How do a majority of us end up with the vehicles we drive every day? We look at practicality, affordability and then the logical need to have some form of transportation. All of which translate into mundane reasons. Then there is status, trend and a reflection of who we are. I somehow missed out on the last 3 and now I am having serious buyer’s remorse.

This past July I needed a car after my divorce. I had been a loyal Chevrolet owner for the past eight years with 5 vehicles for proof. That loyalty soon went out the window after some shenanigans at a local dealer. I have absolutely no animosity towards General Motors , none. Especially after I received a letter from GMAC offering zero percent interest a month after the fact. Well, maybe not today but that day I saw red. Instead of going to another domestic dealer, I traveled up the road to Nissan with my dear old Dad.

What I went there for was not what I bought. Funny how that works, right? But a difference in a $100 a month says a lot for a car payment. Regardless of that savings I still curl my lip when I bill pay Nissan on the 15th of each month. Especially when the thought of the same car payment could be on a leftover Pontiac G8 GT found a short distance away that is begging for me to take her home. What was once going to be a $16,500 car turned into $21,000 after all the crap that gets added. The extended warranty, battery fee, tire fee, blah blah blah fee, dealer fee, state fee, and my favorite you’re going to walk out of here just happy that you only spent 4 hours at our dealership instead of 9 fee. The G8 can be bought for under $26k. What’s 5 grand more with zero percent anyways?

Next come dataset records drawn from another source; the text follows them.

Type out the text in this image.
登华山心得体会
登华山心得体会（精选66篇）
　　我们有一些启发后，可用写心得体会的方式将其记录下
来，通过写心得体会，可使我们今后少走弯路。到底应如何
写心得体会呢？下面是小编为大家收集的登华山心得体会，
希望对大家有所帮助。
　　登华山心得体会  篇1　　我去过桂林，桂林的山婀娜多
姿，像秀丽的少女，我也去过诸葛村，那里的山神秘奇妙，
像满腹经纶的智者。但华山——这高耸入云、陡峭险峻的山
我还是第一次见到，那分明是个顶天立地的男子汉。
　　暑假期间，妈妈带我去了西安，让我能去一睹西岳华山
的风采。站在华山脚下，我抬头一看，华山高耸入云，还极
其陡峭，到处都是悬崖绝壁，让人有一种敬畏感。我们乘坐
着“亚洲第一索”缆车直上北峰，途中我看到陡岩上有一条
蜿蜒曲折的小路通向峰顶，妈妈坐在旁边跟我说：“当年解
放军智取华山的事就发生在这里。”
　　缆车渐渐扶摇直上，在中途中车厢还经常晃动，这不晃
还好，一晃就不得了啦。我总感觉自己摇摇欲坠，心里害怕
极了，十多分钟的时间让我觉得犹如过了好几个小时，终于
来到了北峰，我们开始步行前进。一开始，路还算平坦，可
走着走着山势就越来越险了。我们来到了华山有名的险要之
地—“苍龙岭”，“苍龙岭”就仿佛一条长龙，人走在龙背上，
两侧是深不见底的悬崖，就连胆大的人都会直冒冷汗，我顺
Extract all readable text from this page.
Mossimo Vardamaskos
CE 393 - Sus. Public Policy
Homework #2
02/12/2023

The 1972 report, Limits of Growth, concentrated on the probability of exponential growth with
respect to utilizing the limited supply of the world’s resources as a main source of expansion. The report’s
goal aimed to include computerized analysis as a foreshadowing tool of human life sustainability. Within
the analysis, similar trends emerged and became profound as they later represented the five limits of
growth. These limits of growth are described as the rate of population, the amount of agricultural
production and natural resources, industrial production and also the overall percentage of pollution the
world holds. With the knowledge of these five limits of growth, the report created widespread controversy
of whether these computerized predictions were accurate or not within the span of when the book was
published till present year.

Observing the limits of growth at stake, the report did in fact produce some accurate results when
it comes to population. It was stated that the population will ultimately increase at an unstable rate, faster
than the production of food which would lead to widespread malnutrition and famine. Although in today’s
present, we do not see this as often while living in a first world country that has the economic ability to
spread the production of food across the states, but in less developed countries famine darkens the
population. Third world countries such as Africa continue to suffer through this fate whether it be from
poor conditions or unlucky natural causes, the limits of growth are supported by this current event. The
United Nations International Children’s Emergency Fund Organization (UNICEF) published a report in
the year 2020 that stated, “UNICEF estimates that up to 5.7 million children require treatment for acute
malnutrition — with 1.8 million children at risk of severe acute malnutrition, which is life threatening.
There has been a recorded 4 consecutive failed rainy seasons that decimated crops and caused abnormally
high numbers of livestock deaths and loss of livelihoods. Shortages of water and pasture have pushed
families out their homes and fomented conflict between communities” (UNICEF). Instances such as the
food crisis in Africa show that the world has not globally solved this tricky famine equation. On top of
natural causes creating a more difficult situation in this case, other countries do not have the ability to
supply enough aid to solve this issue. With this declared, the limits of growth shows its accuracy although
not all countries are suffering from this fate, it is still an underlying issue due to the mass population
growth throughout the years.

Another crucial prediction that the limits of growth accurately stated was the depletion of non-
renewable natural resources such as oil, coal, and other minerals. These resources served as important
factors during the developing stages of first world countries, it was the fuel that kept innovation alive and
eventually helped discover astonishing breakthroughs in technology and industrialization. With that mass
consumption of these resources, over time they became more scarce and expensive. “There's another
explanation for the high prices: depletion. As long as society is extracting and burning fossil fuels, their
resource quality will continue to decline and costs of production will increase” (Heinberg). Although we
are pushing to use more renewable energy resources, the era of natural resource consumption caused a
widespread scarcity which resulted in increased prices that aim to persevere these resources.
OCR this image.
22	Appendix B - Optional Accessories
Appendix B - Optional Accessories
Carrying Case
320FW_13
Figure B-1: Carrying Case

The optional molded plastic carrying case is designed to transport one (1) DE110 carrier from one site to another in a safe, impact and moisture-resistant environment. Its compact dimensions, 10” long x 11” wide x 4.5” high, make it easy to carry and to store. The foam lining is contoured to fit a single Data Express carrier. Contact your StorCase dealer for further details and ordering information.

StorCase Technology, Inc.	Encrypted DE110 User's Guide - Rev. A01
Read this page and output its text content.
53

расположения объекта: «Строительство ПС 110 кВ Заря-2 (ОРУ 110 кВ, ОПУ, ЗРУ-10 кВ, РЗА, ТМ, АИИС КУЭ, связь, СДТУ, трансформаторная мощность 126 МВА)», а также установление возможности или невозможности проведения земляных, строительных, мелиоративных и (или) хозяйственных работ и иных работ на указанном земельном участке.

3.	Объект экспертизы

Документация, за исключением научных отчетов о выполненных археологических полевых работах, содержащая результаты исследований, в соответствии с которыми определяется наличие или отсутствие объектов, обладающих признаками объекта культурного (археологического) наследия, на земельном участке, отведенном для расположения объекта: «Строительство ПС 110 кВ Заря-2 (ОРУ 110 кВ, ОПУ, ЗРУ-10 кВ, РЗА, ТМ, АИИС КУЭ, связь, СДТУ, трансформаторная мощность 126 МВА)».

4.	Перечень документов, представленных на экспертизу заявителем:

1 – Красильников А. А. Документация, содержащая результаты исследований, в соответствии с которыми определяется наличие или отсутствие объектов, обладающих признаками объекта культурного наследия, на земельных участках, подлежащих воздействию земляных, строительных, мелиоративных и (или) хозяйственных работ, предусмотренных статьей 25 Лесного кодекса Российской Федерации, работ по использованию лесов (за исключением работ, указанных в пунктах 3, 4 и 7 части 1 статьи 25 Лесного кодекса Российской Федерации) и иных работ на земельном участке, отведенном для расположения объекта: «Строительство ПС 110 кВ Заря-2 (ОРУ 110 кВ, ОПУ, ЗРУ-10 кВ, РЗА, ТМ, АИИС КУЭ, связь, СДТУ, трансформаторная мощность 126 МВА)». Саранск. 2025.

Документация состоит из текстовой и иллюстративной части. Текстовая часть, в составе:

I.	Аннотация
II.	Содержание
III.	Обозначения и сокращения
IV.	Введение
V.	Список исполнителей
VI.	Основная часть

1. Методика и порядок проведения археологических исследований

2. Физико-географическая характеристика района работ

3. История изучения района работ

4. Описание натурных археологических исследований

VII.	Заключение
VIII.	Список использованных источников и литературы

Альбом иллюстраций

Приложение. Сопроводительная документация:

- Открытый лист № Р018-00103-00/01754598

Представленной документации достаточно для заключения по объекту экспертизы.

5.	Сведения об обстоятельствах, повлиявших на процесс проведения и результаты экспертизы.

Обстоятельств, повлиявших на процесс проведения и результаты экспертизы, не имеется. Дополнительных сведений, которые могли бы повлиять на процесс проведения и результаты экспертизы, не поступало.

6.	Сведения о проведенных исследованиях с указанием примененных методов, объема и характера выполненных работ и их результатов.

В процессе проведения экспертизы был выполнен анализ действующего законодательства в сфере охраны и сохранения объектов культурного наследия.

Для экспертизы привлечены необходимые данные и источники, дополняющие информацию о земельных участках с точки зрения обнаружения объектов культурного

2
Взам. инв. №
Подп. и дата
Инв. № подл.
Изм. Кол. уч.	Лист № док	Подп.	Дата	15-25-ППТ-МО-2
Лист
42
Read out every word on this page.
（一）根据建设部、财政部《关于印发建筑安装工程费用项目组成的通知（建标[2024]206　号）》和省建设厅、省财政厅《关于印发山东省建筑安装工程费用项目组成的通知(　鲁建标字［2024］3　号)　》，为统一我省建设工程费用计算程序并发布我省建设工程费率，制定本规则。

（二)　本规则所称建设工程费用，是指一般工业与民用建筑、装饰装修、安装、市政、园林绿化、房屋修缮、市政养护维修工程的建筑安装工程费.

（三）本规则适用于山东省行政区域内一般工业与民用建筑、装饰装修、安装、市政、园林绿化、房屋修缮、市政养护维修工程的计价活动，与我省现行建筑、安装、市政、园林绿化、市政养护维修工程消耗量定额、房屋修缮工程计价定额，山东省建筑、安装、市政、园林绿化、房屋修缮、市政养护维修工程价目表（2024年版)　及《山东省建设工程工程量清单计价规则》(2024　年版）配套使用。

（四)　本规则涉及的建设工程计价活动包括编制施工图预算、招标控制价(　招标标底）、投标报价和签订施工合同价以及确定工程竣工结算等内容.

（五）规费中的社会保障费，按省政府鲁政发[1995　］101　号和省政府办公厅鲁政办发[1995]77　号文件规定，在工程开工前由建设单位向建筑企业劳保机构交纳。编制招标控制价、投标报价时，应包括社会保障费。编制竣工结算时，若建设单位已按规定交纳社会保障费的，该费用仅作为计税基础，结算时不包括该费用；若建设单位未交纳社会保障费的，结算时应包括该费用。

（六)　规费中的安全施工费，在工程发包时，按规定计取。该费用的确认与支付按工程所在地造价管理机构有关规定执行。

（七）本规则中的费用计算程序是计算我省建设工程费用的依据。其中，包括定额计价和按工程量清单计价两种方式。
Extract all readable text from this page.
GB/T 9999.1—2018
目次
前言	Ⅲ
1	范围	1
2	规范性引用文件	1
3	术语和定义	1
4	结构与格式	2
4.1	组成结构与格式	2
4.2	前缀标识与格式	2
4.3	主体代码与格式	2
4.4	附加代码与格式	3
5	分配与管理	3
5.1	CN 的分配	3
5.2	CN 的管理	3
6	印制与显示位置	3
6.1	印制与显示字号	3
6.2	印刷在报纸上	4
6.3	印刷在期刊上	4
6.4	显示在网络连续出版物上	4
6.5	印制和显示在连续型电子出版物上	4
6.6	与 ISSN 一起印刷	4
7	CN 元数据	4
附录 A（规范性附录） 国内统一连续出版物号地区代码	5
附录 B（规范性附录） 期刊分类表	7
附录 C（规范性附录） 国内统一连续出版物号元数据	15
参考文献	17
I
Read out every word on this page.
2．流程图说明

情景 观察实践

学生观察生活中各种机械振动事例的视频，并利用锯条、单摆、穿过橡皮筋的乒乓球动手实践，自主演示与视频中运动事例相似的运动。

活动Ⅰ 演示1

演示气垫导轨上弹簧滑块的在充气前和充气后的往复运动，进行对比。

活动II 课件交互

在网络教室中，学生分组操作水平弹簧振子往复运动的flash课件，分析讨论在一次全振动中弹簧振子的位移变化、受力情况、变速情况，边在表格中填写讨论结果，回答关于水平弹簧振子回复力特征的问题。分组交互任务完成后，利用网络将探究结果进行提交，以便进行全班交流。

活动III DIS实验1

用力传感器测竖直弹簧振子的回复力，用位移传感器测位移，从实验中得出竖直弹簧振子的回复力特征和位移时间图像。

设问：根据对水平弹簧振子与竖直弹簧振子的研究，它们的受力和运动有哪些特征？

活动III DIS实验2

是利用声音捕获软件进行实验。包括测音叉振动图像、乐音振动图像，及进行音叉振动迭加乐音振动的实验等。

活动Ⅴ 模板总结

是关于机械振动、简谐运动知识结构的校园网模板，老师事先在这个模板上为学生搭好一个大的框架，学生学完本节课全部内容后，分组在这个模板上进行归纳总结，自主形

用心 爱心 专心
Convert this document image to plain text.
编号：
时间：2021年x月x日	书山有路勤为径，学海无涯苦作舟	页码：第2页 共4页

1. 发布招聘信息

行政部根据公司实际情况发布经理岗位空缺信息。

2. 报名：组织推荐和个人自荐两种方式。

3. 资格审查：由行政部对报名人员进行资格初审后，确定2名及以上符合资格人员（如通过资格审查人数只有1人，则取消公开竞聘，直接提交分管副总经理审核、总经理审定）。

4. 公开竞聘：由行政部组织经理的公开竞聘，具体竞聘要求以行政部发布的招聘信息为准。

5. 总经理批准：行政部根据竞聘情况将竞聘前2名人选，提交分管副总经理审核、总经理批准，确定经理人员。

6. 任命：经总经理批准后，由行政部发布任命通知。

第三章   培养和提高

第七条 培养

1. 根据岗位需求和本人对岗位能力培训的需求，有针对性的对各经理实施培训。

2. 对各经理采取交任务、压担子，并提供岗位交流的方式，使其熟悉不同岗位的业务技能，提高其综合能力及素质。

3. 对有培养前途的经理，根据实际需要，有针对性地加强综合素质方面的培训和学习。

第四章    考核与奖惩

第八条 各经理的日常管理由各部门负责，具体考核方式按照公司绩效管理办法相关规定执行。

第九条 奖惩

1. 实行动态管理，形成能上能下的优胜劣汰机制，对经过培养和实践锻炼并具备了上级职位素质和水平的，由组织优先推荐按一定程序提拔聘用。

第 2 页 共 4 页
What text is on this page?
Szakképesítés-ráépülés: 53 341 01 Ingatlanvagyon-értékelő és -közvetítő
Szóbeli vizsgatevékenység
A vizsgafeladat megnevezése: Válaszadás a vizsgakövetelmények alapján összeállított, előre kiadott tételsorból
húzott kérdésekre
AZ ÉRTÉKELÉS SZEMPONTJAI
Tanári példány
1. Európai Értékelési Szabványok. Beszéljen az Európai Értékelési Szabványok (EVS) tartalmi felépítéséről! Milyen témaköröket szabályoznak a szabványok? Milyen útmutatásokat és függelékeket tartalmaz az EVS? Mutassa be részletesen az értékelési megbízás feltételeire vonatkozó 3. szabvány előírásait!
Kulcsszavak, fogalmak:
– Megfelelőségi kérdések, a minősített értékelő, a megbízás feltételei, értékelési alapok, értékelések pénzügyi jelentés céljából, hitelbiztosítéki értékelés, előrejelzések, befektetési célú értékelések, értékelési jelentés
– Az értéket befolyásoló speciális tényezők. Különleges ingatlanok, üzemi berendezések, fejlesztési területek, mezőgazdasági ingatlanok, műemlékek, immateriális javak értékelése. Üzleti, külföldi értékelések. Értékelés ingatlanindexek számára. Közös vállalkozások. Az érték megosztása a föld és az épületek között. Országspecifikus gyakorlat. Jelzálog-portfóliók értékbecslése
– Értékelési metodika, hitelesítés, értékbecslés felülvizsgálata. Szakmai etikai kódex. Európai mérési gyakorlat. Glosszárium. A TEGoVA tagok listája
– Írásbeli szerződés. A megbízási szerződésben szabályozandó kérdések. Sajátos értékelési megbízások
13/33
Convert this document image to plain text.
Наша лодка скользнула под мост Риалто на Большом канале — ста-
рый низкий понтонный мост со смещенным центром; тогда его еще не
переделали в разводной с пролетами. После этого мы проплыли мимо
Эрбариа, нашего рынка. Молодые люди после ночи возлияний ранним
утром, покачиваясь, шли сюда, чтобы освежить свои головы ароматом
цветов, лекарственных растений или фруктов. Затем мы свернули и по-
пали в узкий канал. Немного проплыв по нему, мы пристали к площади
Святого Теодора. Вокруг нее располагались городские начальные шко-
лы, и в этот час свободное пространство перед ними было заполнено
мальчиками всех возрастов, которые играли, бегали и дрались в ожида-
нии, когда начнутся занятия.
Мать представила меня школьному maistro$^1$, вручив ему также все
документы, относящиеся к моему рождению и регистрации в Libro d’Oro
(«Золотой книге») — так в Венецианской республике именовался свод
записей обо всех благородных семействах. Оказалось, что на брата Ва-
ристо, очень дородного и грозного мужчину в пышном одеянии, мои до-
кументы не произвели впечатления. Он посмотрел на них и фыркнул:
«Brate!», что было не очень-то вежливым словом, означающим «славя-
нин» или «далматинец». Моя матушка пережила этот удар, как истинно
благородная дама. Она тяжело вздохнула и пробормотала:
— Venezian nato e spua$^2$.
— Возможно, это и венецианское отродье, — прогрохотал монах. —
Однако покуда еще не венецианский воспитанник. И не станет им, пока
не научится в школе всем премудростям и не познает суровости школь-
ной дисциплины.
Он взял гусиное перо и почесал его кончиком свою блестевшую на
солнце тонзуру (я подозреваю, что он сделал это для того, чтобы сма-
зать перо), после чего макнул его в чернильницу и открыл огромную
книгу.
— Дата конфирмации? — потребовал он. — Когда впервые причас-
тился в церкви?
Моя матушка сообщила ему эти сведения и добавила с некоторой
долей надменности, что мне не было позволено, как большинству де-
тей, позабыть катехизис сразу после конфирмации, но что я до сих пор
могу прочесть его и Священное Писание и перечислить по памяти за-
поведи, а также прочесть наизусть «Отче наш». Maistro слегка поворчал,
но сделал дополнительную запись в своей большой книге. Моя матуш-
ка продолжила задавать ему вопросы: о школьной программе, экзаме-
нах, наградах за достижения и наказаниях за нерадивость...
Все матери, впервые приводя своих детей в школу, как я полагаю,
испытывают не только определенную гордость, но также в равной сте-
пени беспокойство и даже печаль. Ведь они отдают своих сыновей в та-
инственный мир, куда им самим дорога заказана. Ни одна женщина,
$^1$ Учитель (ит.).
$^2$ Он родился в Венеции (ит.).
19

So what is it that I drive myself around in every day? A Sentra SE-R Spec V. La de dah! Don’t get me wrong, she is a fun car to drive. She is cute to look at and surprises me with her zip but I’m past owning the fun car and I just don’t want her. At all. Ten years ago, this car would have screamed me all over it but that was high school and I had a cool car in the same category back then. I know I should be grateful to own a brand new car but if it’s not something I want and I’m obligated to pay for it for the next X years; my feelings are completely valid. Not to mention the fact that I get approached at every red light by some punk in a riced out Civic with a fart pipe to race which lessens the enthusiasm to go anywhere. Add to the mix I’ve been to dealer for service 3 times since I bought it and my disgruntled customer attitude starts to seep out.

Oh G8, how I long for thee.

The Diva refers to all of the cars she has owned as “Her.”